Dilwyn Jones wrote:
...
I think (the article doesn't say this) that pin 6 of a QL serial port
plug is the one nearest the latching pin. It is not connected for the
purposes of these cables and file transfer, but I think it carries +12v,
so might cause some damage to interfaces if wired wrongly, although you
could test my assumption by using a tester to determine which pin is
+12V since that will identify pin 6.
Just to confirm, pin 6 (+12v to be used to assert any control line, eg DSR,
DCD) is next to the clip.
Although ser2 pin 4 is shown in the QL manual as DTR, Tony Firshman told
me a while back it is more like an RTS signal as far as making these
cables is concerned. You can then see that making up a serial cable is a
simple matter of cross connecting the relevant signals, i.e. RxD to TxD
and vice versa, and RTS to CTS and vice versa, and connecting the two
ground signal lines together.
The DSR/DTR & RTS/CTS handshake pairs have always been something of a
confusion to me. As far as I understand these lines, they are:
DTR - Data Terminal Ready: terminal is ready for input
DSR - Data Set Ready: modem is ready to send data to terminal
RTS - Request To Send: ... terminal wants to send data
CTS - Clear To Send: . modem is ready to receive data from terminal.
So logically, crossing RTS/CTS on a DTE-DTE null modem cable makes no sense:
the Request To Send from one terminal is connected to the Clear To Send on
the other; or to put it another way:
If terminal A wants to send data (raises RTS), terminal B gets the signal
telling it it's ok for it to send data to terminal A (CTS goes high), and
terminal A gets no signal that terminal B is ready to input the data
terminal A wants to send to terminal B - that would happen the moment
terminal B decided it wanted to send some data to terminal A and raised its
RTS line (causing terminal A's CTS line to go high).
The serial ports on the QL were rather a cludge.
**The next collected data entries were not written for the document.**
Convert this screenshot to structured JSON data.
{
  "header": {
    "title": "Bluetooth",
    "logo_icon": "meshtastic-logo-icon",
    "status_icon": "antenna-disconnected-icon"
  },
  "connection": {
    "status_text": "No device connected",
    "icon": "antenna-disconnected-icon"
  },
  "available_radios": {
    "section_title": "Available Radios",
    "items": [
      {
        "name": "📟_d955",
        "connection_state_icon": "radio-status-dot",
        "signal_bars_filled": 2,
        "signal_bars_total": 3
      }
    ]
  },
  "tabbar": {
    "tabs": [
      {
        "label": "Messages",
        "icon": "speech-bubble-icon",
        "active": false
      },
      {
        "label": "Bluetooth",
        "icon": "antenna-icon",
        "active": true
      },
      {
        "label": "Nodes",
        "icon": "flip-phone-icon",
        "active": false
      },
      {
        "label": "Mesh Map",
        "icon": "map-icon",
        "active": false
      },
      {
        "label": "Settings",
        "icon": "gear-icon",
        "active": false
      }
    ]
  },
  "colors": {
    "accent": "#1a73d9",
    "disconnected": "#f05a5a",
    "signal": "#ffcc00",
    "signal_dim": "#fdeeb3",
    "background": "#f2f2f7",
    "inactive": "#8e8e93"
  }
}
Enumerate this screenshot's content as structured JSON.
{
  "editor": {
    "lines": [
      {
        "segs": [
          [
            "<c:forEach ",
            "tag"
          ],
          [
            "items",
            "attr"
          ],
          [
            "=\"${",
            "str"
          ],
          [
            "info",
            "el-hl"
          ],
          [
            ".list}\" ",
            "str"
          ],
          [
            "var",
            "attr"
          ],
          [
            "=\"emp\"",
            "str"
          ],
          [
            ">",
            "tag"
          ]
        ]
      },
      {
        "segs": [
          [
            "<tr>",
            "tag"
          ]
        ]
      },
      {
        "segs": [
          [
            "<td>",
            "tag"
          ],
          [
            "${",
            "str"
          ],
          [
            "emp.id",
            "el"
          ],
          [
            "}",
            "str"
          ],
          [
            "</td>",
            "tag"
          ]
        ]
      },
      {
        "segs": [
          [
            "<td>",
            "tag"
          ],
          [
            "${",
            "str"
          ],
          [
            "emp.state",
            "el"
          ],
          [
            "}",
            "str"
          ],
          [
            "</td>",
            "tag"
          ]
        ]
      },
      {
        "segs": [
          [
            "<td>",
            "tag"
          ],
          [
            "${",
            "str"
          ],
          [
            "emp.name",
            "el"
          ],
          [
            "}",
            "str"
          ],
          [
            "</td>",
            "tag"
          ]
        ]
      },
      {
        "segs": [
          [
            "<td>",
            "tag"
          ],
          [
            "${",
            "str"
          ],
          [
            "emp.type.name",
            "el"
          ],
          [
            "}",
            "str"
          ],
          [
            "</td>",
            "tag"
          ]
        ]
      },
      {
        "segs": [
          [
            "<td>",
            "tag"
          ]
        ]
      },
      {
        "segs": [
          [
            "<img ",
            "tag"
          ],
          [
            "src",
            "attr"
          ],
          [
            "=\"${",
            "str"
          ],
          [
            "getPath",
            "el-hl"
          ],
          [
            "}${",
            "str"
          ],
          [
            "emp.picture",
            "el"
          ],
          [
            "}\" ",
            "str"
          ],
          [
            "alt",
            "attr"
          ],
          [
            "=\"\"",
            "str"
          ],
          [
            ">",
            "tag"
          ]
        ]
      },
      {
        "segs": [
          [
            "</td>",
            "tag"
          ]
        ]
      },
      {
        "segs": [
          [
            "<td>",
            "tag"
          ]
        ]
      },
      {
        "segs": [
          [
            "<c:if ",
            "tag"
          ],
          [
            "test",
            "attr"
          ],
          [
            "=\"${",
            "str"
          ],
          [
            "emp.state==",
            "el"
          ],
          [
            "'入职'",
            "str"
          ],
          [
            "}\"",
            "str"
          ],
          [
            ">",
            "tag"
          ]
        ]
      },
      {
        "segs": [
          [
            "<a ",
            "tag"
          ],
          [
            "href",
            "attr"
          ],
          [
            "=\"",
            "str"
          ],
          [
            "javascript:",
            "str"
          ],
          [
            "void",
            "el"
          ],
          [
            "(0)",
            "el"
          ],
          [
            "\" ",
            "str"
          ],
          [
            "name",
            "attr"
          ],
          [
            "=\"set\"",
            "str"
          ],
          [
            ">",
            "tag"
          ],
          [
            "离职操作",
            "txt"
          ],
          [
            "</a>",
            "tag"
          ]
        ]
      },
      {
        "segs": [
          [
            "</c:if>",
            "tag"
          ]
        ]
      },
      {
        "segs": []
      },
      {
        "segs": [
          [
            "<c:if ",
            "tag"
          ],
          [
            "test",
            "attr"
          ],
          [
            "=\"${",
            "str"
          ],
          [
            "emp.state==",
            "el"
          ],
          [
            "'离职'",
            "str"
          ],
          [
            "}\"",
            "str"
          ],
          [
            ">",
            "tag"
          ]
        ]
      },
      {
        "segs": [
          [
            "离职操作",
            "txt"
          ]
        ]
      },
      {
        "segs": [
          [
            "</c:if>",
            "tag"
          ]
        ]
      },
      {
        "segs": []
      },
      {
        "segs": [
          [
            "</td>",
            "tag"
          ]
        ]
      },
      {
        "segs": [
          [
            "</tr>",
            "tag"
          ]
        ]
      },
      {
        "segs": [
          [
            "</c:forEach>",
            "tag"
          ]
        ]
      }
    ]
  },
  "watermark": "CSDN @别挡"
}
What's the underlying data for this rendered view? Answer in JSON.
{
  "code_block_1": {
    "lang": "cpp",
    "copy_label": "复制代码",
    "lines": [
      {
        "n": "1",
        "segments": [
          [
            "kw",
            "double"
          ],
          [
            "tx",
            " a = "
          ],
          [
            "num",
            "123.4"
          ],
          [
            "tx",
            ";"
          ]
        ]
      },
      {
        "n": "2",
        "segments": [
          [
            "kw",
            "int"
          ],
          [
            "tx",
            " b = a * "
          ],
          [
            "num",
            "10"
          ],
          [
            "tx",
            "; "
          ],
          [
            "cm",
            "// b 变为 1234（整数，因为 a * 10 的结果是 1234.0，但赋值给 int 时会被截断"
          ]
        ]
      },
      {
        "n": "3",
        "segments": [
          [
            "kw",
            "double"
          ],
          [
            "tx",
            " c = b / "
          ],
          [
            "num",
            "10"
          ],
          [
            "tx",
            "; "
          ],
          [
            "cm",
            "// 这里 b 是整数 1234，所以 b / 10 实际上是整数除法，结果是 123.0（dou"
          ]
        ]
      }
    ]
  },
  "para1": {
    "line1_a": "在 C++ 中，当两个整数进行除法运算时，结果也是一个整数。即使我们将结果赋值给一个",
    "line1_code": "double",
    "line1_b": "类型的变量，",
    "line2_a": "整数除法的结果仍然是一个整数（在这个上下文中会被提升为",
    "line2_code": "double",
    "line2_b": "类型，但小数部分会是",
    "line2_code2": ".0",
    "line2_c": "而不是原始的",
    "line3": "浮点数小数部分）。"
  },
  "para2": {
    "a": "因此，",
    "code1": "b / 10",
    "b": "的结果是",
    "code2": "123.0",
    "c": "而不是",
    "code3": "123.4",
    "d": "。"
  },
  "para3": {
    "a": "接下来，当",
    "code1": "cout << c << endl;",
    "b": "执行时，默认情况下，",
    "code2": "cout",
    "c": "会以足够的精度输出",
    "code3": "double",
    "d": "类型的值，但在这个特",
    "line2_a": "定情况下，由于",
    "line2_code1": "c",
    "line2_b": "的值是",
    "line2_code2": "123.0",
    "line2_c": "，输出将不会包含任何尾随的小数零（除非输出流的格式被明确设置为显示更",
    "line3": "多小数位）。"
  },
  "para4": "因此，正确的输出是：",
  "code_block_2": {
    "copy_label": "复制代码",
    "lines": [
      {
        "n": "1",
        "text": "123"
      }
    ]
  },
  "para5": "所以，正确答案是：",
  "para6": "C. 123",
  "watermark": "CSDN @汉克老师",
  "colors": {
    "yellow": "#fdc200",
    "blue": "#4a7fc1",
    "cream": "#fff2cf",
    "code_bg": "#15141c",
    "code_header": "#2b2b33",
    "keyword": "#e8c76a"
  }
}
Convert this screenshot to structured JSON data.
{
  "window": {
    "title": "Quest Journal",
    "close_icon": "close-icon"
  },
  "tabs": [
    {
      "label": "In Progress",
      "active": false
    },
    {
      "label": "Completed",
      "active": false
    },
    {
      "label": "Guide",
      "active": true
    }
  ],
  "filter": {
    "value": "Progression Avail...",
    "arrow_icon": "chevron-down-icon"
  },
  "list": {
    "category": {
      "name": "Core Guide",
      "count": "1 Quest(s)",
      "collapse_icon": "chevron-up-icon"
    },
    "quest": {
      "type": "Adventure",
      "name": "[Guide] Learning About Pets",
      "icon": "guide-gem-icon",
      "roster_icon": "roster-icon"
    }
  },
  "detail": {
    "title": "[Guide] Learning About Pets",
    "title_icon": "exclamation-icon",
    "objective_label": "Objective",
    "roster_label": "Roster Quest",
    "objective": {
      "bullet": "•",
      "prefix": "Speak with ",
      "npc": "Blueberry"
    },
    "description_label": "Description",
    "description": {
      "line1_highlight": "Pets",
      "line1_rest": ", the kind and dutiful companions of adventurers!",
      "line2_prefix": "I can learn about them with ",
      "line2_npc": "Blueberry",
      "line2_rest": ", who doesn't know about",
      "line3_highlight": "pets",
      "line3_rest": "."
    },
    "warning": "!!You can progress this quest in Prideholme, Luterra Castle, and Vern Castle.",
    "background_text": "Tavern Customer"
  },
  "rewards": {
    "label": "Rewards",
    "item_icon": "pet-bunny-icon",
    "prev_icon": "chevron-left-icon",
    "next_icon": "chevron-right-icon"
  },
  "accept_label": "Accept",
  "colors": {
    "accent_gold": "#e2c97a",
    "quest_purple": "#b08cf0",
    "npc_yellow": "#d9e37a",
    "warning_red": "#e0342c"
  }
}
They are both split into
two halves, with the 8749 second processor handling the input side of both,
and the ZX8302 ULA handling the output side of both.
Output of data from the QL is fairly straightforward:
The ZX8302 assumes the relevant request line is raised (use the +12v line if
necessary) and awaits clearance on the relevant control line (Ser1.DTR or
Ser2.CTS). Then it sends the data on the relevant data line (Ser1.RXD or
Ser2.TXD) - shifting out the bits at the baud rate.
Input of data to the QL is rather more complicated:
The input lines (Ser1.TXD & Ser2.RXD) are tied (via logic gates) together
and appear on one data pin (port) of the processor (and the interrupt line).
The start bit causes the processor to interrupt, which then shifts the
data in at the relevant baud rate (I presume). Thus ONLY ONE serial port
can receive data at any one time.
Hardware handshaking is [almost] vital to ensure correct input of serial
data - especially if both ports are being used. The way it is done is that
the 8749 asserts the ready for input line (Ser1.CTS & Ser2.DTR - of the port
on which it is expecting data) for a short time and then clears it. If both
serial ports are open, it then asserts the other one. This flip-flop nature
of the control line(s) can be observed by a LED serial port tester.
Thus, the QL uses the following:
Ser1.CTS & Ser2.DTR to control when it is ready to receive input
Ser1.TXD & Ser2.RXD to recive input from another device
Ser1.DTR & Ser2.CTS to control when another device is ready to receive input
Ser1.RXD & Ser2.TXD to send output to another device
As the QL uses non standard connectors, perhaps it'd be better to rename the
port pins:
PinSer1Ser2
1 GND GND GND = signal GrouND
2 DTQ DFQ DTQ = Data To QL
3 DFQ DTQ DFQ = Data From QL
4 RFF RFT RFF = Ready For From
5 RFT RFF RFT = Ready For To
6 +12 +12
RFF is set by the other device saying it's ready for data From the QL
RFT is set by the QL saying it's ready for data To the QL.
Thus a QL to QL cable would cross DTQ/DFQ and RFF/RFT (for Ser1 to Ser2,
this crossing would occur with a straight through 1-1, 2-2, 3-3, 4-4, 5-5
cable; with Ser1 to Ser1, or Ser2 to Ser2, the crossing would occur with
crossed pairs: 1-1, 2-3, 3-2, 4-5, 5-4).
Thus, I think a cable from the QL to a PC would connect:
DTQ -- TXD = Data transmitted To QL
DFQ -- RXD = Data received From QL
RFT -- CTS = Clear To Send To QL
RFF -- DTR = Ready to receive data From QL*
GND -- GND = Signal ground
*DTR would probably always be asserted by a PC as their serial ports can
usually handle input at any time; thus the RFF control line could be looped
to the +12 line (pin 6) so that the QL always thinks it can send data. The
only vital line is the RFT control line - the QL _MUST_ be allowed to
control the flow of data to the serial port otherwise framing, or other
errors will occur.